2. He consistently pushes your boundaries beyond your comfort.

In the beginning, dating a bad boy who pushes your boundaries may be exciting. But living with a man who really doesn’t respect your rights or your limits can be emotional torture. Does he keep “playing” even if you tell him to knock it off? Does he ignore what you say and just focuses on what he wants from you? Does he force-hug you or over-touch you even if you’re clearly not sending him any signals? If he disrespects your opinion and your feelings now, this habit could become downright abusive in the future.

3. He seems like he’s been victimized by the whole world!

Do all of his exes seem crazy when he talks about them? Has every person he’s ever met wronged him in terrible ways? Maybe it’s just a string of bad luck, right? Or maybe it’s because he always plays the victim. He never takes responsibility for his own mistakes. Rather than grow up and accept who he is and what he wants, he’d rather paint his ex-partner as the problem. In the end, we’re all responsible for how our lives turn out. Beware of the man who can’t accept responsibility for anything!

4. He doesn’t care for your family. OR he doesn’t care about his own family!

Pay close attention to how family factors into your relationship. If he seems disinterested in spending time with your family, and only seems happy when discussing faraway states you could move to, this suggests he wants full control of your life and is unwilling to share. On the other hand, if he seems to hate his own family that’s a clear indication that he respects no one—and at some point it will be your turn to feel his wrath.

5. He seems to fluctuate between extreme highs and lows, or hot and cold behavior.

His attitude on things changes drastically—which means his feelings on you might change just as abruptly. He may love and fawn over you one minute, but then turn around and be exceptionally cruel. His dangerous lows may not necessarily involve physical abuse, but could still be loud and destructive tantrums or aggressive verbal bullying that make you feel afraid. This may even suggest he has a major personality disorder such as Borderline, Anti-Social or at least Bipolar. This behavior only gets worse as time goes on.

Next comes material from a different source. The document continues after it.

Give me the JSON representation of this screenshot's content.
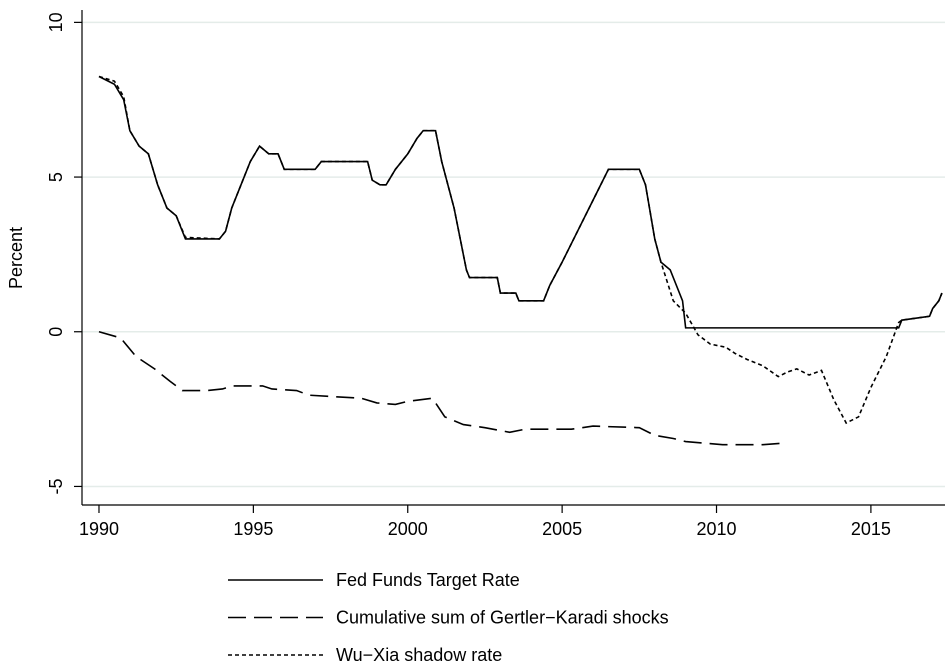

6. He guilts you or manipulates you into getting his way all the time.

This is another subtle form of aggressive behavior and something that, upon first glance, seems odd but not really dangerous. However, living with a passive-aggressive partner gets old fast. He is basically a bully and selfishly motivated, since he “punishes” you with silent treatment or moody fits, or embarrasses you in front of others, and so on. These are manipulative tactics, meaning he uses them on you to get his way rather than negotiate equal rights like most couples do.

7. You always seem to feel stupid or unworthy around them.

Gaslighting is a form of abuse that involves twisting the truth to make an innocent partner feel insane or doubt her own memories. The abusive husband who gaslights wants you to feel stupid and to always doubt what you feel (or even what you saw). Not only is he dishonest, but he also devalues your perspective and laughs off your feelings. In a normal, productive relationship, a man should always respect your feelings and opinions even if you don’t always agree.

Laughing at a partner’s vulnerability, emotionally or sexually, is also a personal betrayal and a major red flag. In any situation where a partner gives her complete trust, she expects her man to be respectful and supportive. This is why betraying that trust is unforgiveable. If he doesn’t respect you in the beginning, he will not learn respect for you over time. Having respect for women is what makes a real man in the first place.

If you notice any of these red flags in conversation, beware and have an exit strategy in mind. Now that you know the problem and can interpret these red flags, you can avoid Mr. Wrong and avoid losing years of your life!